Segundo Reginaldo Prandi (1997) o catolicismo, historicamente, tem sido a
religião majoritária do Brasil enquanto às religiões afro-brasileiras cabia o status de
religiões minoritárias. O candomblé, religião sincrética, opera em um contexto ético no
qual a noção judaico-cristã de pecado não faz sentido. Ao contrário das religiões
judaico-cristãs, nas quais, os fiéis devem ser piedosos para com o próximo para alcançar
a salvação e que “[...] a religião é fonte e guardiã da moralidade entre os homens, já que
deus é a potência ética plena e em si.” (PRANDI, 1997, p. 12). As religiões afrobrasileiras não procuram por salvação, procuram sim, realizar interferências nesse
mundo, por meio de forças sagradas vindas de “outro mundo”. Não há nas religiões
afro-brasileiras, segundo Reginaldo Prandi (1997), uma moralidade, uma noção de
ações do bem e mal, ou mesmo uma moral para todos os adeptos, como nas religiões
judaico-cristãs, essa noção vem por meio da relação entre o seguidor e o orixá, seu Deus
pessoal.
Mesmo não tendo no candomblé uma noção de moral como no catolicismo,
continuarei utilizando o termo moral para a religião negra pra designar o controle que o
orixá tem sobre o adepto da religião, entendendo que não se configuram da mesma
maneira nas duas expressões de religiosidade em estudo, mas desempenha o papel de
regras, ainda que, não resulte na consumação do pecado.
ADALGISA, MANELA E A REGULAMENTAÇÃO DA SEXUALIDADE
Nesse momento é preciso situar as personagens centrais dessa análise: Adalgisa,
Manela e Santa Bárbara, a do Trovão, verificando de que maneira os preceitos
moralistas negros, referentes à religiosidade de matriz africana, e os preceitos cristãos,
configuram a vida, atitudes e ações das referidas pessoas fictícias (CANDIDO, 2002),
assim como esses preceitos operam na regulação ou não da sexualidade das
personagens.

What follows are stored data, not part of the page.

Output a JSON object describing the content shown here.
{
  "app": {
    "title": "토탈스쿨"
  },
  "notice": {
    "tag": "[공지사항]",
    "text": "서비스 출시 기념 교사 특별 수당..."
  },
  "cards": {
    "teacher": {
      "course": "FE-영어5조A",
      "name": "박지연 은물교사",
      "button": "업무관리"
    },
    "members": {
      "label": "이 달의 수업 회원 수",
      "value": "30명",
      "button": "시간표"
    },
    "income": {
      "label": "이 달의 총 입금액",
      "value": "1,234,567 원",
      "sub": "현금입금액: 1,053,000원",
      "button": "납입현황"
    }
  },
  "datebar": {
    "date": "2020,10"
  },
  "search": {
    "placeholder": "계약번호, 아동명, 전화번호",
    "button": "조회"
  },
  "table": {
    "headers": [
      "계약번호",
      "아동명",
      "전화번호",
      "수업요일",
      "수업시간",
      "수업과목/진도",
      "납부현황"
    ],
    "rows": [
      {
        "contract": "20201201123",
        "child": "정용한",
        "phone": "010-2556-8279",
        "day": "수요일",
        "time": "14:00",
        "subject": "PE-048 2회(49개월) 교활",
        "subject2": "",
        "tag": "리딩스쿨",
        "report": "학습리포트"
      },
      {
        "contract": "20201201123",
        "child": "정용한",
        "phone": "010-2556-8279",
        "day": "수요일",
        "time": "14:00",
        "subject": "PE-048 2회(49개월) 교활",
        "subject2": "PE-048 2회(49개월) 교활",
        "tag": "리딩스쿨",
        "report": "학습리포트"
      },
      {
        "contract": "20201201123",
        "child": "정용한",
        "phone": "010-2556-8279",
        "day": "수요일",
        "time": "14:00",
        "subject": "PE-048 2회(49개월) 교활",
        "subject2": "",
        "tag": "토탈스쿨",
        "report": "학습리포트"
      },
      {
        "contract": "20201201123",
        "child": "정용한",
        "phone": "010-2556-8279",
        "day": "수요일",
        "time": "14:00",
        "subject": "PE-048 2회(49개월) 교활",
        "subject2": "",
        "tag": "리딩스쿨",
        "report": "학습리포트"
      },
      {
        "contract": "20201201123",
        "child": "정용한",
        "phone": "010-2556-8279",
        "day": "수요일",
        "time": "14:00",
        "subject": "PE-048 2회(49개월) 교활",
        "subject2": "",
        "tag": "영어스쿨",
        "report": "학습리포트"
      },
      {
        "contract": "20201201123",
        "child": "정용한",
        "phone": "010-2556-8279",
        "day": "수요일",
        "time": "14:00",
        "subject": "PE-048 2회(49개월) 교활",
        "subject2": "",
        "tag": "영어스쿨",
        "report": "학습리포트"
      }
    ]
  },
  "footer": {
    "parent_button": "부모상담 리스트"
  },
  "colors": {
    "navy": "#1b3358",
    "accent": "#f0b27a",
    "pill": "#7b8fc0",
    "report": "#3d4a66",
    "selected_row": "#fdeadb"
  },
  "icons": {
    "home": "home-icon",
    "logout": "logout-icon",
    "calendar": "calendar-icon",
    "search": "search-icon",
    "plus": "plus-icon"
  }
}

Não pode deixar despercebido o significado e função da Orixá Iansã, ou
mais especificamente como é tratada no romance, Santa Bárbara, a do Trovão,
desempenha no que se refere à chamada ‘moral’ religiosa, consequentemente interfere
nas vivencias sexuais.
Ocorrido em Salvador, na década de 70, período da ditadura militar, o enredo do
livro O Sumiço da Santa gira em torno do desaparecimento de uma preciosa imagem de
“Santa Bárbara, a do Trovão”, que foi levada de Santo Amaro da Purificação para
Salvador, onde seria exposta em uma mostra no Museu de Arte Sacra.
O desaparecimento da santa causou um rebuliço na cidade, entre as autoridades e
imprensa local. Acreditavam que fora um roubo, porém, na realidade, Santa Bárbara, no
momento do desembarque transformou-se em Iansã e saiu pelas ruas e Terreiros de
Candomblé de Salvador. Ela veio para a “Cidade da Bahia” com o propósito de libertar
Manela do cativeiro de sua tia Adalgisa, a quem iria ensinar a tolerância e a alegria.

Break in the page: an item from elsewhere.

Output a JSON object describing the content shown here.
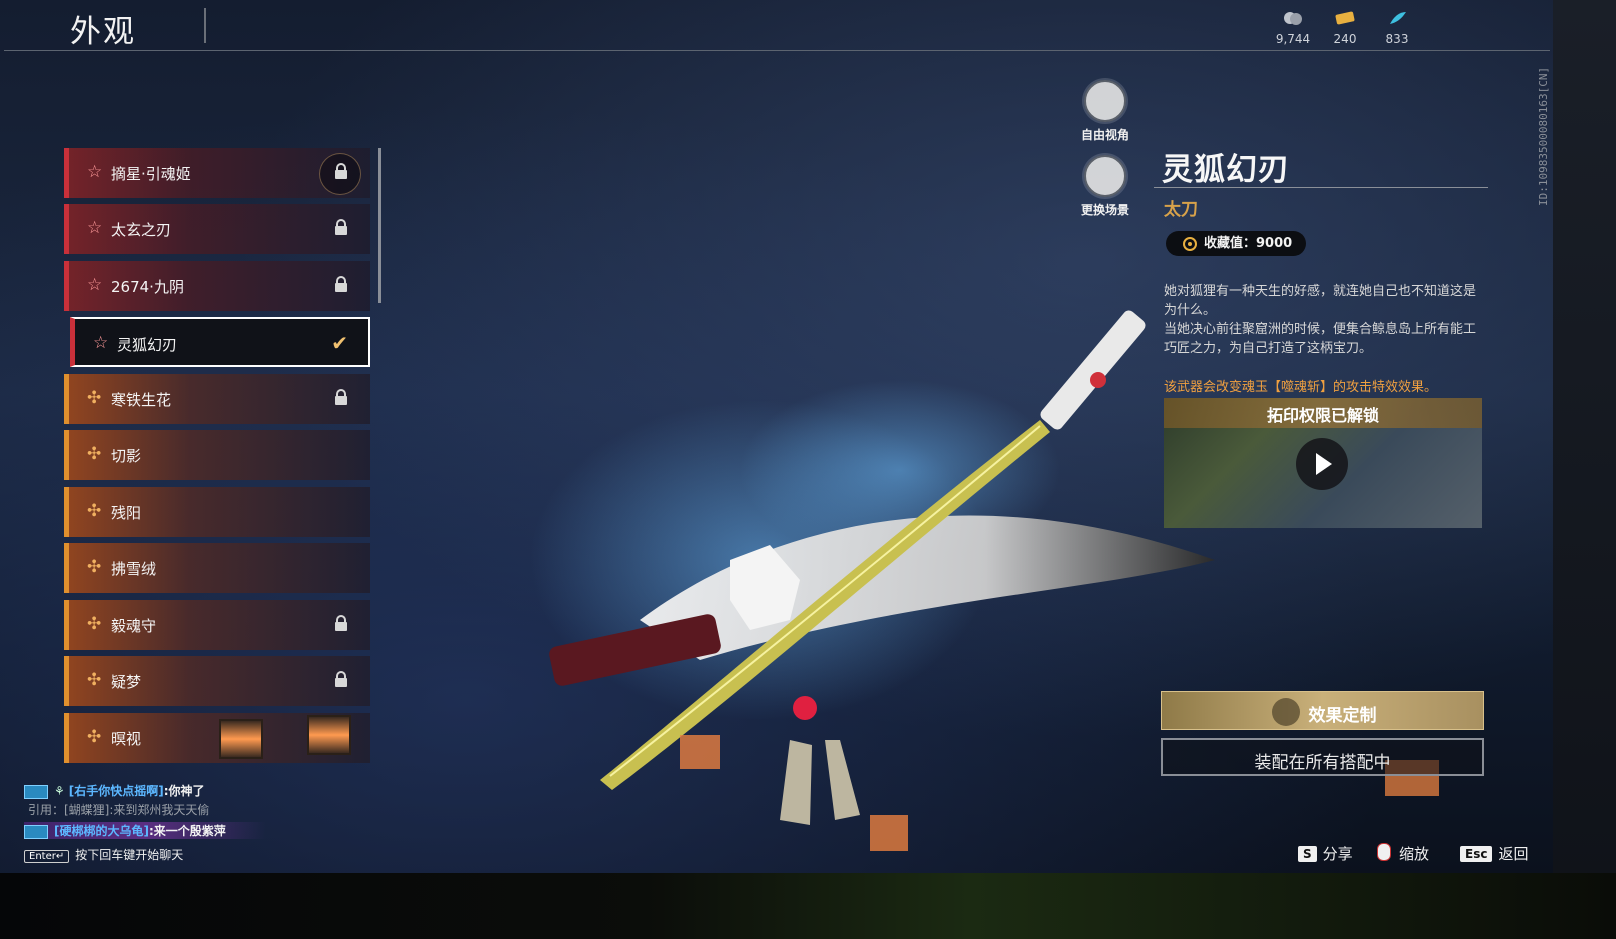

Dentre as histórias paralelas à do desaparecimento de Santa Bárbara merece
destaque aqui, a relação não amistosa entre Adalgisa católica fanática e puritana, filha
de uma negra com um espanhol e sua sobrinha Manela, adepta do Candomblé. Adalgisa
Perez Correia considerava apenas seu lado espanhol, do lado paterno, não se queria
negra, preferia frequentar a igreja católica ao batuque dos Candomblés. “Pelo lado
paterno, os Perez y Perez, Adalgisa chegava em penitência das procissões da Semana
Santa de Sevilha carregando a cruz de Cristo – considerava apenas esse lado, não queria
saber de outro se outro houvesse.” (AMADO, 2010, p. 52).

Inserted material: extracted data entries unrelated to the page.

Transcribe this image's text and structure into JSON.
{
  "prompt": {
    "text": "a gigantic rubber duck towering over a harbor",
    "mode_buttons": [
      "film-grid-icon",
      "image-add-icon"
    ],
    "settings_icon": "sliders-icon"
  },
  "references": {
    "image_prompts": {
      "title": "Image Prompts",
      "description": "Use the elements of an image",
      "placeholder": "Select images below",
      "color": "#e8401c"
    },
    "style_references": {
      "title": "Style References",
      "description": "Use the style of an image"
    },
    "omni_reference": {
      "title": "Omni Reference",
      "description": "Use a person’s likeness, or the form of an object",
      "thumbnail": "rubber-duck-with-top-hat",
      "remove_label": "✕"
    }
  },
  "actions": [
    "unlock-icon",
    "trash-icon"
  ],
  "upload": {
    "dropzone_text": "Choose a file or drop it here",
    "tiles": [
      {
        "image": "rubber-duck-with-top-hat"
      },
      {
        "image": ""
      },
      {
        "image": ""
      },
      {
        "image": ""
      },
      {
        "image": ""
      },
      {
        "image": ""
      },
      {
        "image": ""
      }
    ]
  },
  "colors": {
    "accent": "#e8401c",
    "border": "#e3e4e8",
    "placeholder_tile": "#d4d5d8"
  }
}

Adalgisa não tinha filhos, mas após a morte dos pais de Manela passou a ser a
tutora da garota, já que “Deus não lhe dera filhos, dedicar-se-ia a fazer de Manela uma
senhora, uma senhora de princípios, como ela própria.” (AMADO, 2010, p. 56). Para
atingir esse propósito a vida da sobrinha passa a ser intensivamente investigada e
controlada pela tia que a proíbe de participar das festas e tradições do povo-de-santo,
queria que ela vivesse conforme a moral e os bons costumes da Igreja para alcançar a
vida eterna, livre do pecado. Para que Manela se tornasse uma “senhora de princípios”,
sua tia lhe impôs várias proibições, dentre as quais está a participação em Candomblé e
Umbanda “essas feitiçarias, guardar a maior distância, nem ouvir falar, são centros de
perdição onde o demônio se apossa das almas dos cristãos”. (AMADO, 2010, p. 77)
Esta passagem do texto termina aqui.